Folgen für die europäische Energiepolitik

Das Ergebnis dieser Entwicklungen wird wahrscheinlich sein, dass die US-Schiefergasproduktion in den kommenden Jahren weiter zusammenbricht und die Energiepreise wieder anziehen werden. Mangels Gas werden die USA wieder vermehrt auf Steinkohle setzen, und nicht – wie vor einigen Jahren immer wieder angekündigt – zum Energieexporteur werden. Das wird voraussichtlich zu einem Anstieg der Kohlepreise auch in Europa führen, was dem Einsatz erneuerbarer Energien entgegenkommt.

Das Platzen der Blase hat nach Ansicht von Jurrien Westerhof aber auch Folgen für die europäische Energiepolitik. Denn gerade in Europa hat die Industrie in den vergangenen Jahren immer wieder auf die niedrigeren Energiepreise in den USA hingewiesen, und sogar mit Abwanderung gedroht, falls die EU keine Maßnahmen zur Senkung der Energiekosten setzt. Unter anderem wurden eine Verlangsamung des Ausbaus erneuerbarer Energien oder gratis CO2-Zertifikate verlangt. Die noch amtierende EU-Kommission hatte offene Ohren für die Forderungen, was zu einem sehr unambitionierten Vorschlag für die 2030-Ziele für CO2-Emissionen, erneuerbare Energien und Energieeffizienz geführt hat.

Ende der Goldgräberstimmung

Mit dem Platzen der Schiefergasblase und dem erwarteten Anstieg der US-Energiekosten fällt aber auch das zentrale Argument hinter der Forderung der Industrie nach einer lascheren Energie- und Klimapolitik weg.

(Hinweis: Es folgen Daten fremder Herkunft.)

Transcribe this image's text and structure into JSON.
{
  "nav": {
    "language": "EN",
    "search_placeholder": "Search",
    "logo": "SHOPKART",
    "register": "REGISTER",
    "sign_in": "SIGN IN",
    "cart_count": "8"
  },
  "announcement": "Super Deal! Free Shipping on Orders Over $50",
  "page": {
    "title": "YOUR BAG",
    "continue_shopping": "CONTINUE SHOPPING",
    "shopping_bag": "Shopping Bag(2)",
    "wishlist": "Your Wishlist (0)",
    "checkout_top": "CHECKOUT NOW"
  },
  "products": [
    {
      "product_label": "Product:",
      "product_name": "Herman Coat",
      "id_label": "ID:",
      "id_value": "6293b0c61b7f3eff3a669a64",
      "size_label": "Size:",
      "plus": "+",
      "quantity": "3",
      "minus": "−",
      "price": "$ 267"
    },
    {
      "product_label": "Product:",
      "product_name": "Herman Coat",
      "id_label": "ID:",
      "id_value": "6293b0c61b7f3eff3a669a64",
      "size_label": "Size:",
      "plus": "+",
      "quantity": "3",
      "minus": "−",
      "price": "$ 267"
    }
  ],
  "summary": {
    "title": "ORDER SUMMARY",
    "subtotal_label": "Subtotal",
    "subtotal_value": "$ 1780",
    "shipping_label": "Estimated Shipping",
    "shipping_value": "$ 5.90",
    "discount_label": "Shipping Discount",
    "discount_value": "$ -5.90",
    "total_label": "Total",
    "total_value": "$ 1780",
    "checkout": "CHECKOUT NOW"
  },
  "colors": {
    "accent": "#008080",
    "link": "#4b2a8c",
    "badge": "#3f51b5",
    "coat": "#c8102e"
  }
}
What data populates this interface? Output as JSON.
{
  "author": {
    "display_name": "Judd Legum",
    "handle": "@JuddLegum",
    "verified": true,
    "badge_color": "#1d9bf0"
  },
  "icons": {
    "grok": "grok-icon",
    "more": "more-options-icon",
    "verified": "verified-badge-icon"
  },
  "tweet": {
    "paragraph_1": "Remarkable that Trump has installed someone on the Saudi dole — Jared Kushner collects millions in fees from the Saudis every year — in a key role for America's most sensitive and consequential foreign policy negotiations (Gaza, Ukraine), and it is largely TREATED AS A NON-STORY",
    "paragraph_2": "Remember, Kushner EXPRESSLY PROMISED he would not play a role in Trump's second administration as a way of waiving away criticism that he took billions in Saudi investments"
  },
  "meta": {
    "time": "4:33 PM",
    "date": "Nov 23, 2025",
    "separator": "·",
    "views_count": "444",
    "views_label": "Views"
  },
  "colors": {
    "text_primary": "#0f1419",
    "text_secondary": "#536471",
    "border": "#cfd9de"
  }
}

„Zu lange haben zu viele Menschen sich durch die Goldgräberstimmung rundum Schiefergas Sand in die Augen streuen lassen, aber wie viele Blasen vorher ist jetzt auch diese Blase geplatzt“, bilanziert Jurrien Westerhof. „Es ist traurig, dass die Amerikaner für diesen Irrtum mit verwüsteten Landschaften und verschmutztem Grundwasser bezahlen. Lehre für die EU sollte sein, erstens nicht diesen Fehler zu kopieren, und zweitens den einzigen zukunftsfähigen Weg, hin zu 100 Prozent erneuerbare Energien bis 2050, einzuschlagen“.